Sendo assim, o presente estudo trata-se de uma avaliação de resultados do PrEsp. Foi definido como efeito principal esperado do programa a não reentrada no sistema prisional em até dois anos após a inscrição no programa. Avaliou-se, ainda, a influência das seguintes variáveis na ocorrência de novas prisões: sexo, idade, escolaridade, antecedentes criminais, raça/cor, tipo de crime e tempo de reclusão anterior à inscrição no Programa.
Uma avaliação de impacto do Programa não pode ser realizada, visto não ter sido possível constituir um grupo controle devido à dificuldade de acesso aos egressos que não realizaram inscrição no PrEsp. Optou-se, todavia, por analisar os dados dos inscritos no programa no ano de 2010, pelo fato de que até esse ano não havia dados sistemáticos e confiáveis acerca do programa. Até então, os relatórios preenchidos continham apenas números absolutos de inscritos (sem identificação), atendimentos e incluídos, bem como dos encaminhamentos feitos à rede de proteção social. Esses dados são coletados durante as entrevistas de primeiro atendimento realizadas pelas equipes do PrEsp e por elas enviados mensalmente à supervisão e coordenação do programa.
A coleta dos dados para a composição da amostra ocorreu da seguinte forma: foi realizada uma pesquisa junto aos inscritos no PrEsp de Belo Horizonte. Dentre um universo de 1.269 pessoas inscritas em 2010, 502 pessoas encontravam-se efetivamente em liberdade condicional no momento da inscrição. Contudo, em 11 casos, o número de INFOPEN não correspondia ao nome do sujeito selecionado e, deste modo, consideramos somente os 491 sujeitos com INFOPEN’s identificáveis. A amostra consiste, portanto, na população prisional que se inscreveu no PrEsp.

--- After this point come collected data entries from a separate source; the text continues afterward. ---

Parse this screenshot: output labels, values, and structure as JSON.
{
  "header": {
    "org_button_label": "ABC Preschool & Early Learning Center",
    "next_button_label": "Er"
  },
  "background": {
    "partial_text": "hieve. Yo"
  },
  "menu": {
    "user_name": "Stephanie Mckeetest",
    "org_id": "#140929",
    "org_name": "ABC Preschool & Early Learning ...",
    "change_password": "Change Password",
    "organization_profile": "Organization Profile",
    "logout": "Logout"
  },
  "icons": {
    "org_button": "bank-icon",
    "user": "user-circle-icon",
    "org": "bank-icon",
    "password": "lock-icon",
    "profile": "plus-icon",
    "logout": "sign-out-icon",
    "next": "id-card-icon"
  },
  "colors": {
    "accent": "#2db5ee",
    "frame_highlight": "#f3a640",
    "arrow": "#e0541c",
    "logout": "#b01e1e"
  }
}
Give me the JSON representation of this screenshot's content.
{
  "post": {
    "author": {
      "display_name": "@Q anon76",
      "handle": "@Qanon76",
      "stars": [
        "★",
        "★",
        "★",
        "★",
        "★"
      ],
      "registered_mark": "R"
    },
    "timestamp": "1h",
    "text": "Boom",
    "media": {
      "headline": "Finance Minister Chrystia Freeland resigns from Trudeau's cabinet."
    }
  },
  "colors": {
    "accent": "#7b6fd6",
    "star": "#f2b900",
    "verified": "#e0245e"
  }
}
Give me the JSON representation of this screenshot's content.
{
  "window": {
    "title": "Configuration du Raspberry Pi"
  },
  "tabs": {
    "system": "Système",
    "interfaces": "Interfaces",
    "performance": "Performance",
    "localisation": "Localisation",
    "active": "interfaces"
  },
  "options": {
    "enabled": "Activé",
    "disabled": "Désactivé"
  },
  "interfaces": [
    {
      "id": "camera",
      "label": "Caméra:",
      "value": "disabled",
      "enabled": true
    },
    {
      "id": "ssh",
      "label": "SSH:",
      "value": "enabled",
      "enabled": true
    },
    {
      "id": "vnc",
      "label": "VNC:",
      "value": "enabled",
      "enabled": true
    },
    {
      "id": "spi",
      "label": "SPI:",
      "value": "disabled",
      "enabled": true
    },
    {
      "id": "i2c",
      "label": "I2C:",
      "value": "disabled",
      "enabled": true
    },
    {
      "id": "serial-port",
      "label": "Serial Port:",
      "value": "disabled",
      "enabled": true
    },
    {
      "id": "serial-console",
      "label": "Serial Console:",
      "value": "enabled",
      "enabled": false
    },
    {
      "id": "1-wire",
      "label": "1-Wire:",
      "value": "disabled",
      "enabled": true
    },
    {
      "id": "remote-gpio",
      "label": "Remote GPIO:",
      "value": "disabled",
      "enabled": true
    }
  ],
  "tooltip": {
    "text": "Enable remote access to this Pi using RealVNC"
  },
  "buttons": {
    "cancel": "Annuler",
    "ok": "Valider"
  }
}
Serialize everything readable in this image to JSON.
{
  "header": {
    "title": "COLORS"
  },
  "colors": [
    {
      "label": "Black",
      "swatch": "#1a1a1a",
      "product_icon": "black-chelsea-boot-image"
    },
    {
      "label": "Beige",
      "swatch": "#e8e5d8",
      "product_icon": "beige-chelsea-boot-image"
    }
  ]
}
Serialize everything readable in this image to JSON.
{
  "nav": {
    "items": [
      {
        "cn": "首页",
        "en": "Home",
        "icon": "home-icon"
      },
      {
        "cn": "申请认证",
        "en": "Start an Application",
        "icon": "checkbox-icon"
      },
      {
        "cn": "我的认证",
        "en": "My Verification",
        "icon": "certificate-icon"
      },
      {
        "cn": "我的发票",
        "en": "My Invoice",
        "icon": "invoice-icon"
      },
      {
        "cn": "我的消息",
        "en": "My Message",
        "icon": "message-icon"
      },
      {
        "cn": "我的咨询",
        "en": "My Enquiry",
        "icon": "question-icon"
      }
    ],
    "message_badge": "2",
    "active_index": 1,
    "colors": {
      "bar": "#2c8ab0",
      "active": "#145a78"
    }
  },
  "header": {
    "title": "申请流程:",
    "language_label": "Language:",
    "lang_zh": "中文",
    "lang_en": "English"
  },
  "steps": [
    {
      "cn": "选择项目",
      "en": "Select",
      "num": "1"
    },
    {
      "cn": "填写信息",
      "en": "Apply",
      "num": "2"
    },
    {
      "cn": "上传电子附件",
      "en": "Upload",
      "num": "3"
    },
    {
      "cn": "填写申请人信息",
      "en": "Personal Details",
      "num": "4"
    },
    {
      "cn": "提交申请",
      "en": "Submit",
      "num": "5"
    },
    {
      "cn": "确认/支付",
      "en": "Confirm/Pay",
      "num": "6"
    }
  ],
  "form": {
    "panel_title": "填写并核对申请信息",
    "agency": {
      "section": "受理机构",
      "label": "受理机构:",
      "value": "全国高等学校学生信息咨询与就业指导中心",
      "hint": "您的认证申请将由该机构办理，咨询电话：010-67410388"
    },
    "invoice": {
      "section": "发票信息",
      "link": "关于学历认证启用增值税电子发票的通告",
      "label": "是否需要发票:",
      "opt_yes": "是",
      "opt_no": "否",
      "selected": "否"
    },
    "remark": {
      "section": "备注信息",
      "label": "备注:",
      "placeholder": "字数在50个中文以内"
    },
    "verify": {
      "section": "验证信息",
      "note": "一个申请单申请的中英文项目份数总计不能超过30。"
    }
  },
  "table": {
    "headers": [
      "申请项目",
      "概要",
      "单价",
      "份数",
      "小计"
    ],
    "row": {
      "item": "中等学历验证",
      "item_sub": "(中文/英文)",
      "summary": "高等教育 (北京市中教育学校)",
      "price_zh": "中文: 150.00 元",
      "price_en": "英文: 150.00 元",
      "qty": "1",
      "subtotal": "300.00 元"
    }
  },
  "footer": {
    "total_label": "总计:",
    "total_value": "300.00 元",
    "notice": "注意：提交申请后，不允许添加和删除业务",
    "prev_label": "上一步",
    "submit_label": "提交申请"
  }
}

Em maio de 2012 foi realizada a pesquisa de reentrada prisional com os inscritos no PrEsp através do INFOPEN. Sendo assim, pudemos identificar se os sujeitos foram presos novamente depois do ingresso no Programa. Nesta pesquisa, os seguintes aspectos foram considerados: data da nova prisão após a inscrição no Programa; se a prisão foi em flagrante; se a pessoa ainda se encontrava reclusa no momento de realização deste estudo; tipo de crime na reentrada; prisões anteriores ao ingresso no programa. Entretanto, não foi possível averiguar a existência de condenação referente a essa nova prisão. Além disso, o preenchimento dessas informações fica sob a responsabilidade de funcionários das unidades prisionais, o que nem sempre ocorre de forma detalhada.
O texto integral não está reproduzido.